System File Format (PSPP)

Next: SPSS Viewer File Format, Previous: GNU PSPP Developers Guide, Up: GNU PSPP Developers Guide [Contents]

1 System File Format

An SPSS system file holds a set of cases and dictionary information that describes how they may be interpreted. The system file format dates back 40+ years and has evolved greatly over that time to support new features, but in a way to facilitate interchange between even the oldest and newest versions of software. This chapter describes the system file format.

System files use four data types: 8-bit characters, 32-bit integers, 64-bit integers, and 64-bit floating points, called here char, int32, int64, and flt64, respectively. Data is not necessarily aligned on a word or double-word boundary: the long variable name record (see Long Variable Names Record) and very long string records (see Very Long String Record) have arbitrary byte length and can therefore cause all data coming after them in the file to be misaligned.

Integer data in system files may be big-endian or little-endian. A reader may detect the endianness of a system file by examining layout_code in the file header record (see layout_code).

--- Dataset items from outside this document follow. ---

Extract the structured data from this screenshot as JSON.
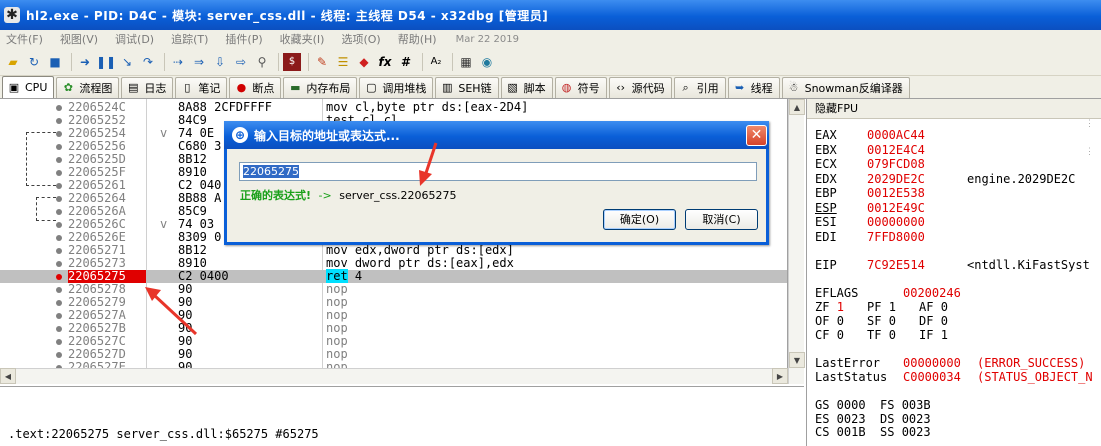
{
  "window": {
    "title": "hl2.exe - PID: D4C - 模块: server_css.dll - 线程: 主线程 D54 - x32dbg [管理员]"
  },
  "menu": {
    "items": [
      "文件(F)",
      "视图(V)",
      "调试(D)",
      "追踪(T)",
      "插件(P)",
      "收藏夹(I)",
      "选项(O)",
      "帮助(H)"
    ],
    "date": "Mar 22 2019"
  },
  "toolbar": {
    "icons": [
      "open-icon",
      "restart-icon",
      "stop-icon",
      "run-icon",
      "pause-icon",
      "step-into-icon",
      "step-over-icon",
      "trace-into-icon",
      "trace-over-icon",
      "execute-till-return-icon",
      "run-to-user-code-icon",
      "script-icon",
      "patch-icon",
      "comment-icon",
      "bookmark-icon",
      "function-icon",
      "hash-icon",
      "font-icon",
      "calculator-icon",
      "globe-icon"
    ],
    "fx": "fx",
    "hash": "#",
    "aa": "A₂"
  },
  "tabs": [
    {
      "label": "CPU",
      "icon": "cpu-icon",
      "active": true
    },
    {
      "label": "流程图",
      "icon": "graph-icon"
    },
    {
      "label": "日志",
      "icon": "log-icon"
    },
    {
      "label": "笔记",
      "icon": "notes-icon"
    },
    {
      "label": "断点",
      "icon": "breakpoint-icon"
    },
    {
      "label": "内存布局",
      "icon": "memory-map-icon"
    },
    {
      "label": "调用堆栈",
      "icon": "call-stack-icon"
    },
    {
      "label": "SEH链",
      "icon": "seh-icon"
    },
    {
      "label": "脚本",
      "icon": "script-icon"
    },
    {
      "label": "符号",
      "icon": "symbols-icon"
    },
    {
      "label": "源代码",
      "icon": "source-icon"
    },
    {
      "label": "引用",
      "icon": "references-icon"
    },
    {
      "label": "线程",
      "icon": "threads-icon"
    },
    {
      "label": "Snowman反编译器",
      "icon": "snowman-icon"
    }
  ],
  "disasm": {
    "rows": [
      {
        "addr": "2206524C",
        "mark": "",
        "bytes": "8A88 2CFDFFFF",
        "instr": "mov cl,byte ptr ds:[eax-2D4]"
      },
      {
        "addr": "22065252",
        "mark": "",
        "bytes": "84C9",
        "instr": "test cl,cl"
      },
      {
        "addr": "22065254",
        "mark": "v",
        "bytes": "74 0E",
        "instr": ""
      },
      {
        "addr": "22065256",
        "mark": "",
        "bytes": "C680 3",
        "instr": ""
      },
      {
        "addr": "2206525D",
        "mark": "",
        "bytes": "8B12",
        "instr": ""
      },
      {
        "addr": "2206525F",
        "mark": "",
        "bytes": "8910",
        "instr": ""
      },
      {
        "addr": "22065261",
        "mark": "",
        "bytes": "C2 040",
        "instr": ""
      },
      {
        "addr": "22065264",
        "mark": "",
        "bytes": "8B88 A",
        "instr": ""
      },
      {
        "addr": "2206526A",
        "mark": "",
        "bytes": "85C9",
        "instr": ""
      },
      {
        "addr": "2206526C",
        "mark": "v",
        "bytes": "74 03",
        "instr": ""
      },
      {
        "addr": "2206526E",
        "mark": "",
        "bytes": "8309 0",
        "instr": ""
      },
      {
        "addr": "22065271",
        "mark": "",
        "bytes": "8B12",
        "instr": "mov edx,dword ptr ds:[edx]"
      },
      {
        "addr": "22065273",
        "mark": "",
        "bytes": "8910",
        "instr": "mov dword ptr ds:[eax],edx"
      },
      {
        "addr": "22065275",
        "mark": "",
        "bytes": "C2 0400",
        "instr": "4",
        "ret": "ret",
        "selected": true
      },
      {
        "addr": "22065278",
        "mark": "",
        "bytes": "90",
        "instr": "nop"
      },
      {
        "addr": "22065279",
        "mark": "",
        "bytes": "90",
        "instr": "nop"
      },
      {
        "addr": "2206527A",
        "mark": "",
        "bytes": "90",
        "instr": "nop"
      },
      {
        "addr": "2206527B",
        "mark": "",
        "bytes": "90",
        "instr": "nop"
      },
      {
        "addr": "2206527C",
        "mark": "",
        "bytes": "90",
        "instr": "nop"
      },
      {
        "addr": "2206527D",
        "mark": "",
        "bytes": "90",
        "instr": "nop"
      },
      {
        "addr": "2206527E",
        "mark": "",
        "bytes": "90",
        "instr": "nop"
      }
    ]
  },
  "info": {
    "text": ".text:22065275 server_css.dll:$65275 #65275"
  },
  "regs": {
    "header": "隐藏FPU",
    "general": [
      {
        "name": "EAX",
        "value": "0000AC44",
        "comment": ""
      },
      {
        "name": "EBX",
        "value": "0012E4C4",
        "comment": ""
      },
      {
        "name": "ECX",
        "value": "079FCD08",
        "comment": ""
      },
      {
        "name": "EDX",
        "value": "2029DE2C",
        "comment": "engine.2029DE2C"
      },
      {
        "name": "EBP",
        "value": "0012E538",
        "comment": ""
      },
      {
        "name": "ESP",
        "value": "0012E49C",
        "comment": ""
      },
      {
        "name": "ESI",
        "value": "00000000",
        "comment": ""
      },
      {
        "name": "EDI",
        "value": "7FFD8000",
        "comment": ""
      }
    ],
    "eip": {
      "name": "EIP",
      "value": "7C92E514",
      "comment": "<ntdll.KiFastSyst"
    },
    "eflags": {
      "name": "EFLAGS",
      "value": "00200246"
    },
    "flags_rows": [
      [
        {
          "n": "ZF",
          "v": "1",
          "red": true
        },
        {
          "n": "PF",
          "v": "1"
        },
        {
          "n": "AF",
          "v": "0"
        }
      ],
      [
        {
          "n": "OF",
          "v": "0"
        },
        {
          "n": "SF",
          "v": "0"
        },
        {
          "n": "DF",
          "v": "0"
        }
      ],
      [
        {
          "n": "CF",
          "v": "0"
        },
        {
          "n": "TF",
          "v": "0"
        },
        {
          "n": "IF",
          "v": "1"
        }
      ]
    ],
    "last_error": {
      "name": "LastError",
      "value": "00000000",
      "comment": "(ERROR_SUCCESS)"
    },
    "last_status": {
      "name": "LastStatus",
      "value": "C0000034",
      "comment": "(STATUS_OBJECT_N"
    },
    "segments": [
      "GS 0000  FS 003B",
      "ES 0023  DS 0023",
      "CS 001B  SS 0023"
    ]
  },
  "dialog": {
    "title": "输入目标的地址或表达式...",
    "input_value": "22065275",
    "status_ok": "正确的表达式!",
    "status_arrow": "->",
    "status_result": "server_css.22065275",
    "ok_label": "确定(O)",
    "cancel_label": "取消(C)"
  },
  "colors": {
    "accent_blue": "#0a5fd8",
    "breakpoint_red": "#e00000",
    "ok_green": "#1aa01a",
    "ret_cyan": "#00e0ff"
  }
}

Floating-point data in system files may nominally be in IEEE 754, IBM, or VAX formats. A reader may detect the floating-point format in use by examining bias in the file header record (see bias).

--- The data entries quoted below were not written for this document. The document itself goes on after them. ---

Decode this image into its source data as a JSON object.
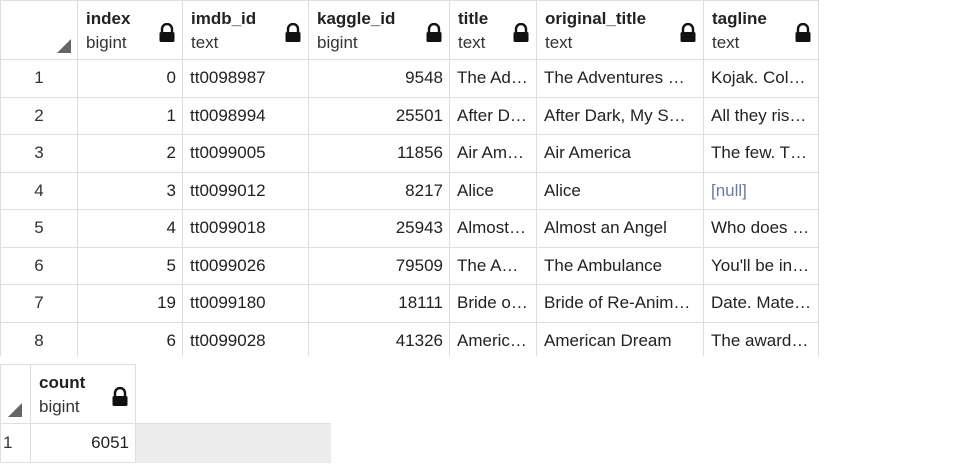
{
  "grid1": {
    "columns": [
      {
        "name": "index",
        "type": "bigint"
      },
      {
        "name": "imdb_id",
        "type": "text"
      },
      {
        "name": "kaggle_id",
        "type": "bigint"
      },
      {
        "name": "title",
        "type": "text"
      },
      {
        "name": "original_title",
        "type": "text"
      },
      {
        "name": "tagline",
        "type": "text"
      }
    ],
    "rows": [
      {
        "n": "1",
        "index": "0",
        "imdb_id": "tt0098987",
        "kaggle_id": "9548",
        "title": "The Ad…",
        "original_title": "The Adventures …",
        "tagline": "Kojak. Col…"
      },
      {
        "n": "2",
        "index": "1",
        "imdb_id": "tt0098994",
        "kaggle_id": "25501",
        "title": "After D…",
        "original_title": "After Dark, My S…",
        "tagline": "All they ris…"
      },
      {
        "n": "3",
        "index": "2",
        "imdb_id": "tt0099005",
        "kaggle_id": "11856",
        "title": "Air Am…",
        "original_title": "Air America",
        "tagline": "The few. T…"
      },
      {
        "n": "4",
        "index": "3",
        "imdb_id": "tt0099012",
        "kaggle_id": "8217",
        "title": "Alice",
        "original_title": "Alice",
        "tagline": "[null]"
      },
      {
        "n": "5",
        "index": "4",
        "imdb_id": "tt0099018",
        "kaggle_id": "25943",
        "title": "Almost…",
        "original_title": "Almost an Angel",
        "tagline": "Who does …"
      },
      {
        "n": "6",
        "index": "5",
        "imdb_id": "tt0099026",
        "kaggle_id": "79509",
        "title": "The A…",
        "original_title": "The Ambulance",
        "tagline": "You'll be in…"
      },
      {
        "n": "7",
        "index": "19",
        "imdb_id": "tt0099180",
        "kaggle_id": "18111",
        "title": "Bride o…",
        "original_title": "Bride of Re-Anim…",
        "tagline": "Date. Mate…"
      },
      {
        "n": "8",
        "index": "6",
        "imdb_id": "tt0099028",
        "kaggle_id": "41326",
        "title": "Americ…",
        "original_title": "American Dream",
        "tagline": "The award…"
      }
    ]
  },
  "grid2": {
    "column": {
      "name": "count",
      "type": "bigint"
    },
    "row": {
      "n": "1",
      "count": "6051"
    }
  }
}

PSPP detects big-endian and little-endian integer formats in system files and translates as necessary. PSPP also detects the floating-point format in use, as well as the endianness of IEEE 754 floating-point numbers, and translates as needed. However, only IEEE 754 numbers with the same endianness as integer data in the same file have actually been observed in system files, and it is likely that other formats are obsolete or were never used.

System files use a few floating point values for special purposes:

SYSMIS: The system-missing value is represented by the largest possible negative number in the floating point format (-DBL_MAX).
HIGHEST: HIGHEST is used as the high end of a missing value range with an unbounded maximum. It is represented by the largest possible positive number (DBL_MAX).
LOWEST: LOWEST is used as the low end of a missing value range with an unbounded minimum. It was originally represented by the second-largest negative number (in IEEE 754 format, 0xffeffffffffffffe). System files written by SPSS 21 and later instead use the largest negative number (-DBL_MAX), the same value as SYSMIS. This does not lead to ambiguity because LOWEST appears in system files only in missing value ranges, which never contain SYSMIS.

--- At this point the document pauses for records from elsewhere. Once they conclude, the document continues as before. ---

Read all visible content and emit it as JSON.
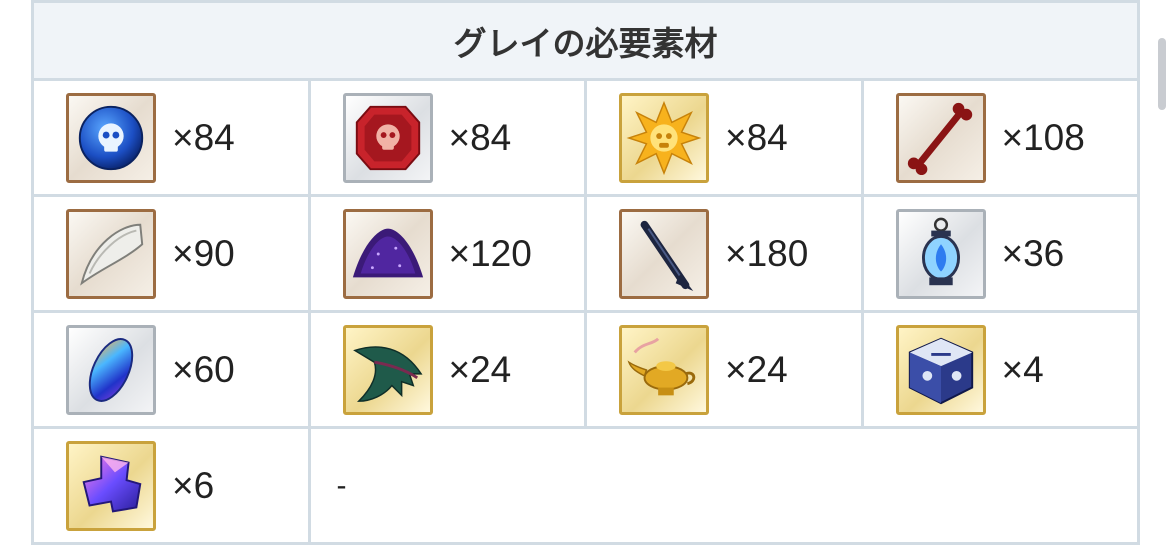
{
  "title": "グレイの必要素材",
  "materials": [
    {
      "icon": "blue-skull-orb-icon",
      "quantity": "×84"
    },
    {
      "icon": "red-skull-gem-icon",
      "quantity": "×84"
    },
    {
      "icon": "gold-skull-star-icon",
      "quantity": "×84"
    },
    {
      "icon": "red-bone-icon",
      "quantity": "×108"
    },
    {
      "icon": "white-fang-icon",
      "quantity": "×90"
    },
    {
      "icon": "purple-dust-pile-icon",
      "quantity": "×120"
    },
    {
      "icon": "dark-spike-icon",
      "quantity": "×180"
    },
    {
      "icon": "blue-flame-lantern-icon",
      "quantity": "×36"
    },
    {
      "icon": "rainbow-crystal-icon",
      "quantity": "×60"
    },
    {
      "icon": "green-wing-icon",
      "quantity": "×24"
    },
    {
      "icon": "golden-lamp-icon",
      "quantity": "×24"
    },
    {
      "icon": "ornate-cube-icon",
      "quantity": "×4"
    },
    {
      "icon": "purple-cube-shard-icon",
      "quantity": "×6"
    }
  ],
  "empty_cell": "-"
}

System files may use most character encodings based on an 8-bit unit. UTF-16 and UTF-32, based on wider units, appear to be unacceptable. rec_type in the file header record is sufficient to distinguish between ASCII and EBCDIC based encodings. The best way to determine the specific encoding in use is to consult the character encoding record (see Character Encoding Record), if present, and failing that the character_code in the machine integer info record (see Machine Integer Info Record). The same encoding should be used for the dictionary and the data in the file, although it is possible to artificially synthesize files that use different encodings (see Character Encoding Record).